La mano, sosteniendo todavía la estela, le cayó sobre el regazo. Por un momento reinó un silencio total mientras todos ellos, Jace, Valentine, incluso Simón, contemplaban fijamente la runa que ardía sobre el mamparo del buque.

Fue Simon quien habló, volviendo la cabeza hacia Jace.

—¿Qué pone?

Pero fue Valentine quien respondió, sin apartar los ojos de la pared. Tenía una expresión en el rostro... que no era en absoluto la que Clary había esperado, una mezcla de triunfo y espanto, de desesperación y deleite.

—Pone —contestó—: «Mene mene tekel upharsin».

Clary se levantó penosamente.

—Eso no es lo que pone —musitó—. Pone «abre».

Valentine miró a la muchacha a los ojos.

—Clary...

El chillido del metal ahogó sus palabras. La pared sobre la que Clary había dibujado, una pared compuesta de planchas de sólido acero, se combó y se estremeció. Los remaches saltaron de los encajes y chorros de agua penetraron en la habitación.

Clary pudo oír que Valentine gritaba, pero la voz quedó sofocada por los ruidos ensordecedores del metal al ser arrancado a medida que cada clavo, cada tornillo y cada remache que mantenían unido al enorme barco empezaba a soltarse de sus sujeciones.

Intentó correr hacia Jace y Simón, pero cayó de rodillas cuando otra oleada de agua penetró por el agujero de la pared, cada vez más grande. Esta vez la ola la derribó, y el agua helada la empujó hacia abajo. En algún lugar, Jace gritaba su nombre, la voz tronaba desesperada por encima de los chirridos del barco. Ella gritó su nombre sólo una vez antes de verse arrastrada al río a través del irregular agujero del mamparo.

Se agitó y pateó en las aguas negras. La atenazó el terror a la oscuridad total y a las profundidades del río, a los millones de toneladas de agua que la rodeaban, que presionaban sobre ella, arrebatándole el aire de los pulmones. No sabía dónde estaba la superficie ni en qué dirección nadar. Ya no podía seguir conteniendo la respiración. Tragó una bocanada de agua sucia, con el pecho reventándole de dolor y estrellas estallándole tras los ojos. En sus oídos, el sonido del agua en movimiento fue reemplazado por un agudo, dulce e imposible cántico. «Me estoy muriendo», pensó maravillada. Un par de manos pálidas surgieron de las aguas y la atrajeron hacia sí. Largos cabellos flotaron a su alrededor. «Mamá», pensó Clary, pero antes de que pudiera ver con claridad el rostro de su madre, la oscuridad le cerró los ojos.
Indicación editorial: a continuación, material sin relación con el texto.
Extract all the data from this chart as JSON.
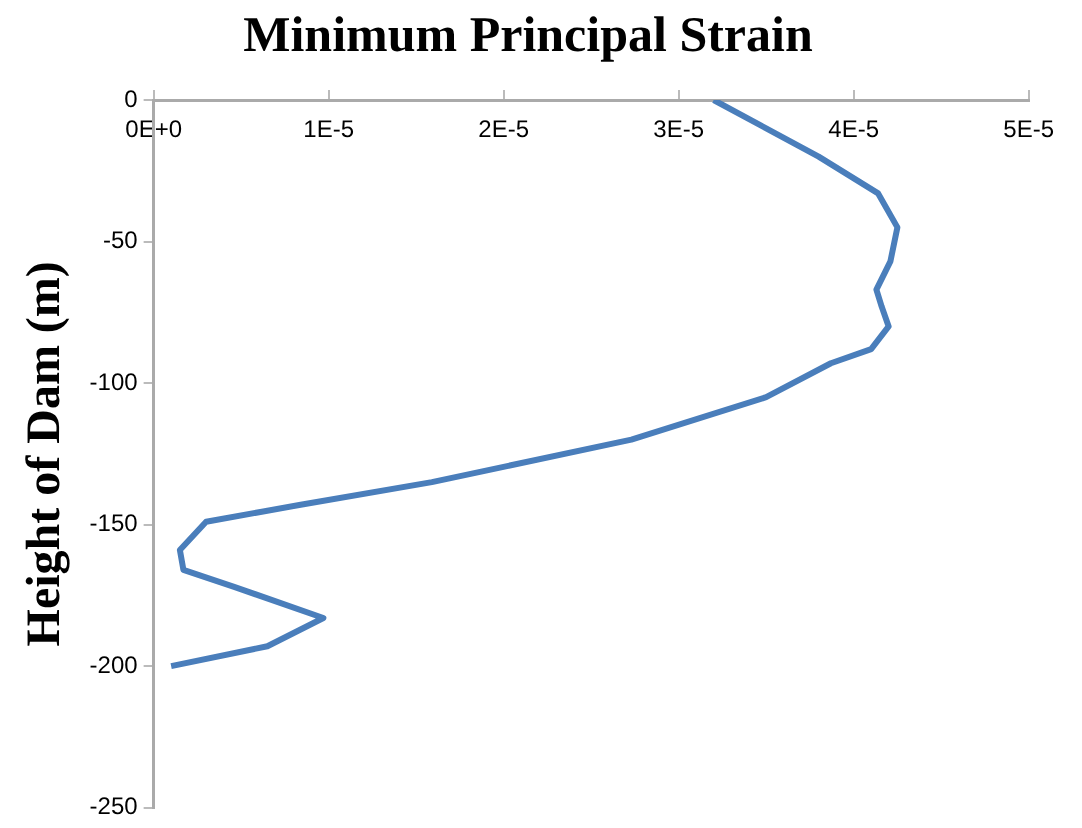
{
  "chart_data": {
    "type": "line",
    "title": "Minimum Principal Strain",
    "ylabel": "Height of Dam (m)",
    "x": [
      3.2e-05,
      3.8e-05,
      4.14e-05,
      4.25e-05,
      4.21e-05,
      4.13e-05,
      4.16e-05,
      4.2e-05,
      4.1e-05,
      3.87e-05,
      3.5e-05,
      2.73e-05,
      1.59e-05,
      8.4e-06,
      3e-06,
      1.5e-06,
      1.7e-06,
      4.6e-06,
      9.7e-06,
      6.5e-06,
      1e-06
    ],
    "series": [
      {
        "color": "#4a7ebb",
        "values": [
          0,
          -20,
          -33,
          -45,
          -57,
          -67,
          -73,
          -80,
          -88,
          -93,
          -105,
          -120,
          -135,
          -143,
          -149,
          -159,
          -166,
          -172,
          -183,
          -193,
          -200
        ]
      }
    ],
    "xlim": [
      0,
      5e-05
    ],
    "xticks": [
      {
        "value": 0,
        "label": "0E+0"
      },
      {
        "value": 1e-05,
        "label": "1E-5"
      },
      {
        "value": 2e-05,
        "label": "2E-5"
      },
      {
        "value": 3e-05,
        "label": "3E-5"
      },
      {
        "value": 4e-05,
        "label": "4E-5"
      },
      {
        "value": 5e-05,
        "label": "5E-5"
      }
    ],
    "ylim": [
      -250,
      0
    ],
    "yticks": [
      -250,
      -200,
      -150,
      -100,
      -50,
      0
    ],
    "grid": false,
    "legend": false,
    "marker": "none",
    "line_style": "solid"
  }
}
Clary recuperó el conocimiento oyendo voces a su alrededor y con luces bollándole en los ojos. Estaba tumbada sobre la espalda encima de la plataforma de la camioneta de Luke. El cielo gris daba vueltas sobre su cabeza. Podía oler el agua del río alrededor, mezclada con el olor a humo y sangre. Rostros blancos flotaban sobre ella igual que globos sujetos a cordeles, pero fueron aclarándose poco a poco cuando pestañeó.

Luke. Y Simón. Ambos la contemplaban con expresiones de ansiosa inquietud. Por un momento pensó que los cabellos de Luke se habían vuelto blancos; luego, pestañeando, comprendió que estaban cubiertos de cenizas. De hecho, también lo estaba el aire, que incluso sabía a cenizas, y su ropa y su piel estaban surcados de mugre negruzca.

Tosió, notando sabor a cenizas en la boca.

—¿Dónde está Jace?

—Está...

Los ojos de Simon se dirigieron hacia Luke, y Clary sintió que se le contraía el corazón.

—Está bien, ¿verdad? —inquirió; intentó incorporarse y un fuerte dolor le recorrió la cabeza—. ¿Dónde está? ¿Dónde está?

—Estoy aquí.

Jace apareció en el borde de su campo visual, con el rostro en sombras. Se arrodilló junto a ella.

—Lo siento. Debería haber estado aquí cuando despertaste. Es sólo que...

La voz se le quebró.

—¿Es sólo qué?

Le miró fijamente; iluminado por detrás por la luz de las estrellas, sus cabellos eran más plateados que dorados, y los ojos parecían desprovistos de color. Tenía la piel surcada de negro y gris.

—Pensaba que tú también estabas muerta —dijo Luke, y se puso en pie con brusquedad.

Miraba a lo lejos, al río, a algo que Clary no podía ver. El cielo estaba lleno de volutas de humo negro y rojo, como si estuviera en llamas.